Restaurant Review: Fish, Hilton Hotel

Hilton’s Fish is professional and delicious but can it shake the hotel vibe?


The torched salmon at Fish. Picture / Guy Coombes.

Cuisine: Modern seafood
Address: Hilton Hotel, Princes Wharf
Phone: (09) 978 2020
Reservations accepted
Drinks: Fully licensed
From the menu: Oysters $4ea, salmon $22, paua dumplings $33, red shrimp $24, lamb loin $41, gnocchetti $32, white chocolate cremeux $17
Rating: 8/10

The Hilton is somewhere you don’t tend to visit unless you have a special reason for doing so. I’ve had two such reasons in recent years — once to interview Ghostbuster Dan Aykroyd and once to MC a launch event for a Product I’m Not Allowed To Talk About.

The former should have been a dream assignment for a student of comedy like me but I’d unwittingly double-booked myself — I was meant to take my wife to the Beyonce concert at Vector, so every minute Aykroyd kept me waiting (and there were a lot of minutes) I felt more guilty about keeping the woman I’d married waiting downstairs in the bar. If she missed Single Ladies I knew for a fact she wouldn’t like it and would definitely take a ring off it.

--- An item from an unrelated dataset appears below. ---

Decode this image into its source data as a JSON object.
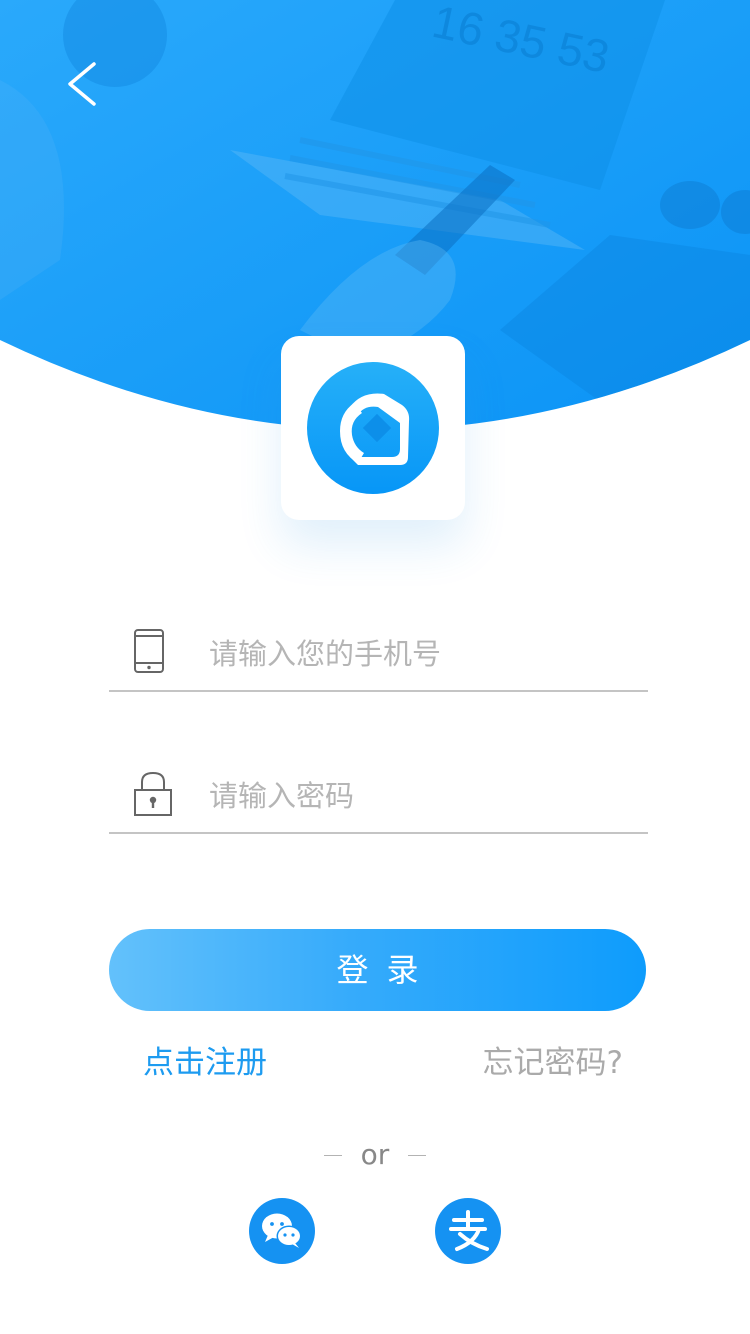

The Argentinian red shrimp at Fish. Picture / Guy Coombes.

As for the Product I’m Not Allowed To Talk About, well I can’t talk about it. In fact, such was the level of secrecy that the product was displayed only in a curtained box set up in the main bar and, as the MC, I wasn’t even permitted to speak its name aloud at the event. All I could say was “Hello, welcome to the Hilton, you all know why you’re here. Now go look in the box.”

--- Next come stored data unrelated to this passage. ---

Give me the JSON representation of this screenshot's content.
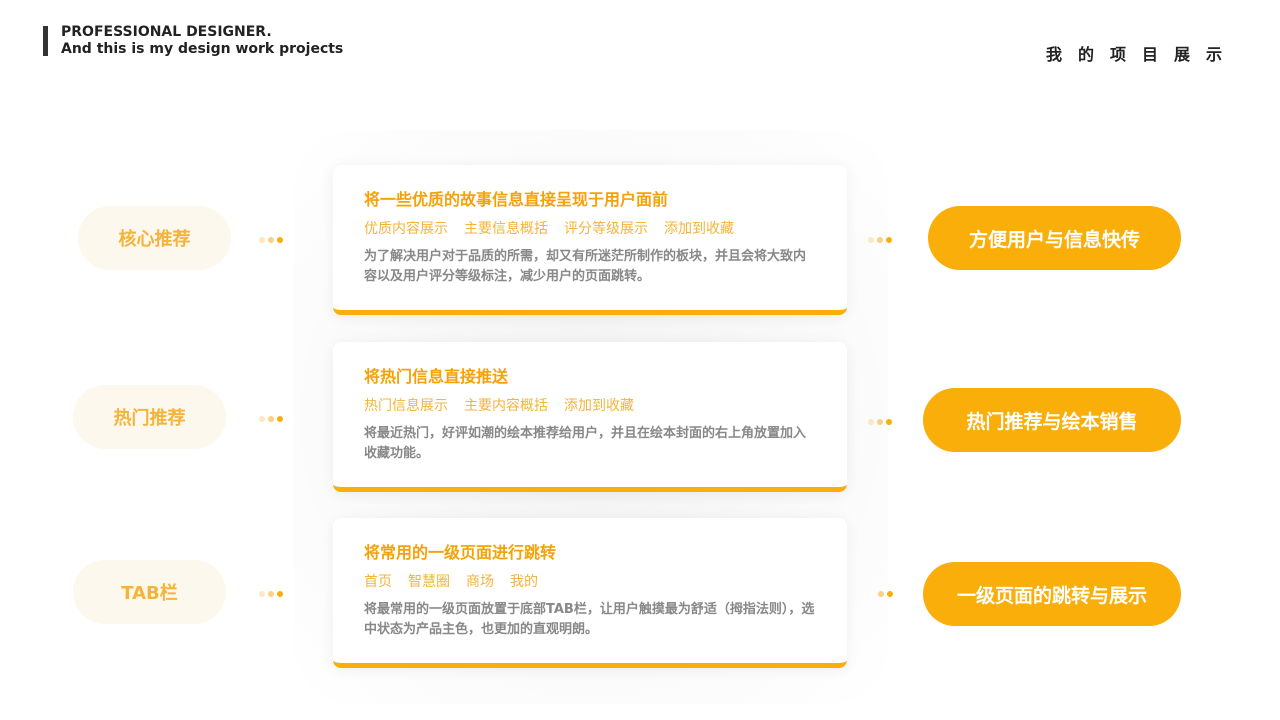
{
  "header": {
    "line1": "PROFESSIONAL DESIGNER.",
    "line2": "And this is my design work projects",
    "right_title": "我的项目展示"
  },
  "rows": [
    {
      "left_label": "核心推荐",
      "card_title": "将一些优质的故事信息直接呈现于用户面前",
      "tags": [
        "优质内容展示",
        "主要信息概括",
        "评分等级展示",
        "添加到收藏"
      ],
      "description": "为了解决用户对于品质的所需，却又有所迷茫所制作的板块，并且会将大致内容以及用户评分等级标注，减少用户的页面跳转。",
      "right_label": "方便用户与信息快传"
    },
    {
      "left_label": "热门推荐",
      "card_title": "将热门信息直接推送",
      "tags": [
        "热门信息展示",
        "主要内容概括",
        "添加到收藏"
      ],
      "description": "将最近热门，好评如潮的绘本推荐给用户，并且在绘本封面的右上角放置加入收藏功能。",
      "right_label": "热门推荐与绘本销售"
    },
    {
      "left_label": "TAB栏",
      "card_title": "将常用的一级页面进行跳转",
      "tags": [
        "首页",
        "智慧圈",
        "商场",
        "我的"
      ],
      "description": "将最常用的一级页面放置于底部TAB栏，让用户触摸最为舒适（拇指法则），选中状态为产品主色，也更加的直观明朗。",
      "right_label": "一级页面的跳转与展示"
    }
  ],
  "colors": {
    "accent": "#f9ae0a",
    "accent_text": "#f5a20a",
    "left_pill_bg": "#fdf8ed"
  }
}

I’ve reviewed the Hilton’s restaurant, Fish, a couple of times since it opened, and the verdict has been “great food but it feels like you’re in a hotel”. Now foundation chef and first class nice guy Shane Yardley has moved on and Fraser Shenton runs the kitchen under group chef Gareth Stewart (ex Soul). The food is as good as ever, though it still feels like you’re in a hotel.

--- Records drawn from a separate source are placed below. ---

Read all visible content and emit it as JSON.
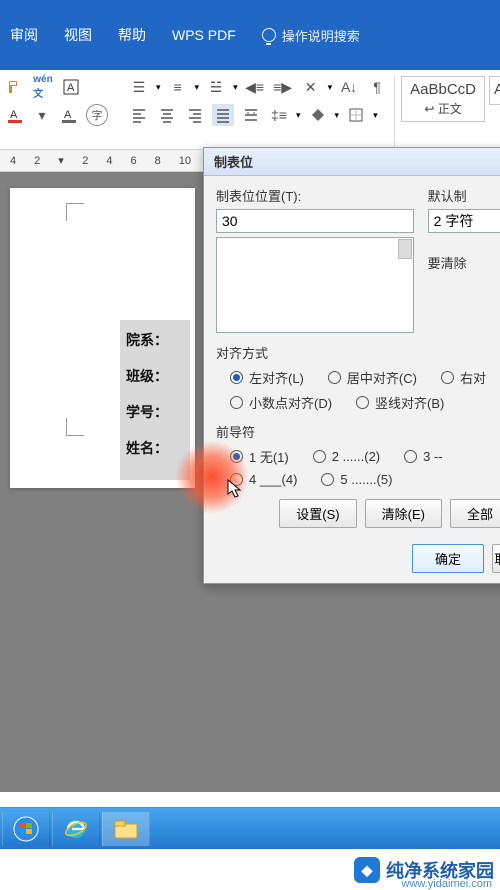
{
  "menu": {
    "review": "审阅",
    "view": "视图",
    "help": "帮助",
    "wpspdf": "WPS PDF",
    "search_hint": "操作说明搜索"
  },
  "ribbon": {
    "style_preview": "AaBbCcD",
    "style_name": "正文"
  },
  "ruler_marks": [
    "4",
    "2",
    "",
    "2",
    "4",
    "6",
    "8",
    "10"
  ],
  "dialog": {
    "title": "制表位",
    "pos_label": "制表位位置(T):",
    "pos_value": "30",
    "default_label": "默认制",
    "default_value": "2 字符",
    "clear_label": "要清除",
    "align_title": "对齐方式",
    "align": {
      "left": "左对齐(L)",
      "center": "居中对齐(C)",
      "right": "右对",
      "decimal": "小数点对齐(D)",
      "bar": "竖线对齐(B)"
    },
    "leader_title": "前导符",
    "leader": {
      "l1": "1 无(1)",
      "l2": "2 ......(2)",
      "l3": "3 --",
      "l4": "4 ___(4)",
      "l5": "5 .......(5)"
    },
    "btn_set": "设置(S)",
    "btn_clear": "清除(E)",
    "btn_clearall": "全部",
    "btn_ok": "确定",
    "btn_cancel": "取"
  },
  "form_fields": {
    "dept": "院系：",
    "class": "班级：",
    "id": "学号：",
    "name": "姓名："
  },
  "watermark": {
    "text": "纯净系统家园",
    "url": "www.yidaimei.com"
  }
}
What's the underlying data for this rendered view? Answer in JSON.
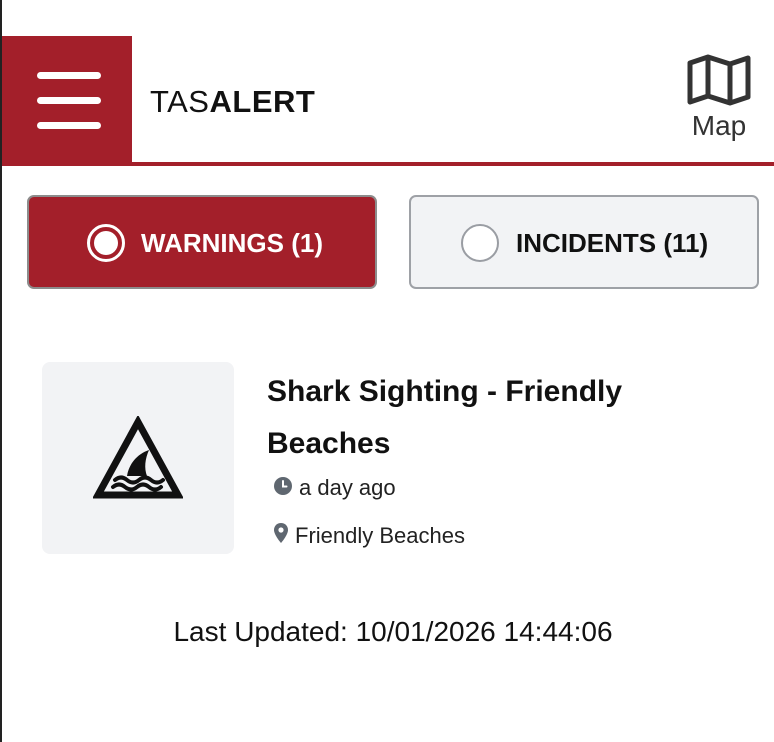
{
  "header": {
    "brand_light": "TAS",
    "brand_bold": "ALERT",
    "map_label": "Map",
    "accent_color": "#a31f2a"
  },
  "filters": {
    "warnings": {
      "label": "WARNINGS (1)",
      "selected": true
    },
    "incidents": {
      "label": "INCIDENTS (11)",
      "selected": false
    }
  },
  "alerts": [
    {
      "icon": "shark-warning-icon",
      "title": "Shark Sighting - Friendly Beaches",
      "time": "a day ago",
      "location": "Friendly Beaches"
    }
  ],
  "footer": {
    "last_updated": "Last Updated: 10/01/2026 14:44:06"
  }
}
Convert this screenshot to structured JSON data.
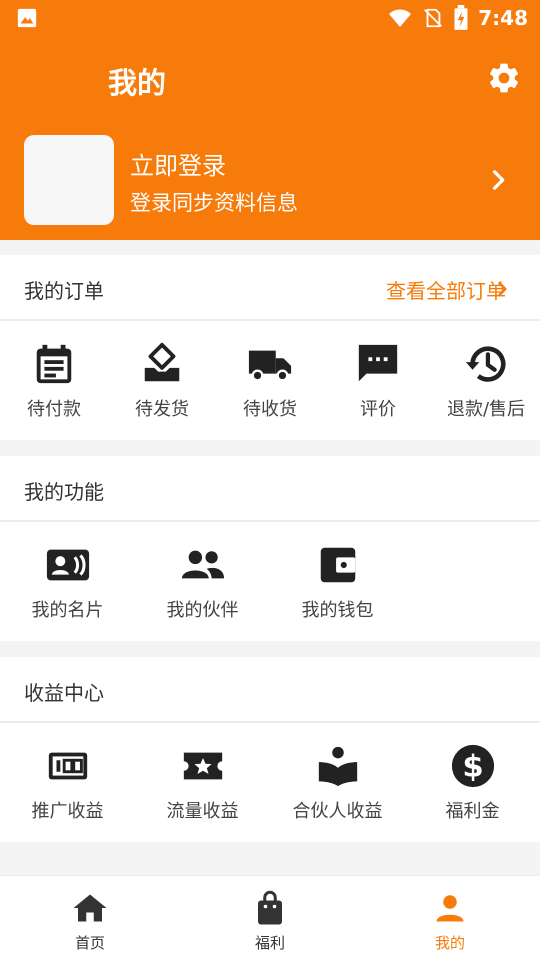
{
  "status_bar": {
    "time": "7:48"
  },
  "header": {
    "title": "我的"
  },
  "login": {
    "title": "立即登录",
    "subtitle": "登录同步资料信息"
  },
  "orders": {
    "title": "我的订单",
    "link": "查看全部订单",
    "items": [
      {
        "label": "待付款",
        "icon": "calendar-icon"
      },
      {
        "label": "待发货",
        "icon": "box-icon"
      },
      {
        "label": "待收货",
        "icon": "truck-icon"
      },
      {
        "label": "评价",
        "icon": "chat-icon"
      },
      {
        "label": "退款/售后",
        "icon": "history-icon"
      }
    ]
  },
  "functions": {
    "title": "我的功能",
    "items": [
      {
        "label": "我的名片",
        "icon": "contact-card-icon"
      },
      {
        "label": "我的伙伴",
        "icon": "people-icon"
      },
      {
        "label": "我的钱包",
        "icon": "wallet-icon"
      }
    ]
  },
  "earnings": {
    "title": "收益中心",
    "items": [
      {
        "label": "推广收益",
        "icon": "counter-icon"
      },
      {
        "label": "流量收益",
        "icon": "ticket-icon"
      },
      {
        "label": "合伙人收益",
        "icon": "reader-icon"
      },
      {
        "label": "福利金",
        "icon": "dollar-icon"
      }
    ]
  },
  "bottom_nav": {
    "items": [
      {
        "label": "首页",
        "icon": "home-icon"
      },
      {
        "label": "福利",
        "icon": "bag-icon"
      },
      {
        "label": "我的",
        "icon": "person-icon"
      }
    ],
    "active": "我的"
  },
  "colors": {
    "accent": "#f77b0b",
    "icon_dark": "#222222"
  }
}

Much of this feeling comes from things the restaurant can do nothing about — like the clientele. The three tables around us were, respectively, an older American man with trophy wife, a wealthy Indian family with many small children, and a solitary businessman nursing a cheeseboard. Try creating the hip, buzzy vibe of a Depot or Orphans Kitchen when the only eye candy is a middle-aged man in a blue blazer staring glumly at a piece of brie.

Then there is that downstairs bar, hosting a conference of security professionals the night I visited. The restaurant was playing the default soundtrack of every restaurant that hasn’t thought hard enough about it: Portishead’s Dummy, but it was drowned out by Lynyrd Skynyrd’s Sweet Home Alabama on full volume from the floor below.

The interior of Fish in the Hilton Hotel. Picture / Guy Coombes.

It’s tricky. I once stayed at a voguish Hollywood hotel where the bars made more money than the rooms did, so there was an elaborate power struggle between the hotel sales rep and the bouncers on his turf. Why should they ruin the vibe of their cocktail bar by letting in a bunch of overnight guests who would only leer at the bar staff and bother the famous people?

At Fish this tension manifests in the parking policy. I’d heard you could use the hotel parking if you were eating at the restaurant, but when I asked the manager about this on the phone he sounded only 70 per cent sure. On the night, I checked with him again and he gave me the nod, but I then had to argue with the concierge over whether he would validate my parking ticket. He eventually yielded but it wasn’t a good way to end the evening.

But to the good things, of which there are many. The service is friendly and assured — the staff know the menu very well, can offer sound wine matching suggestions and seem very happy to be working there. The recently refurbished room works well and might offer the best waterfront views of any restaurant in Auckland. This would be a brilliant choice for a client lunch or to show off the harbour to out-of-towners.

The sheeps cheese gnocchetti at Fish. Picture / Guy Coombes.

Though the main fish options are surprisingly limited (terakihi and hapuka on the night I visited) there should be something for everyone on the menu, including vegetarians. The gnocchetti is my new favourite plate of 2016, an absolutely stunning but simple pasta dish with small potato gnocchi cigars tossed with wild mushrooms and shaved sheep’s milk cheese. Drizzled with truffle oil, it’s a delicate, moreish and beautiful creation you must try while it’s still available.

Salmon was singed beautifully with a torch then cut beautifully into little squares, served with fresh dill and a sweet yellow beetroot puree. The prawn is grilled quickly and perfectly with a smear of garlic paste and a translucent sliver of pork fat: lardo di colonnata — seafood with a sniff of pig.

Fish restaurant is a great safe bet, a professional and delicious city restaurant that is almost as good as it can be under the circumstances. And the valet option is a great deal if they can straighten it out — once they do, it’ll be almost worth eating here just for the money you save on city parking.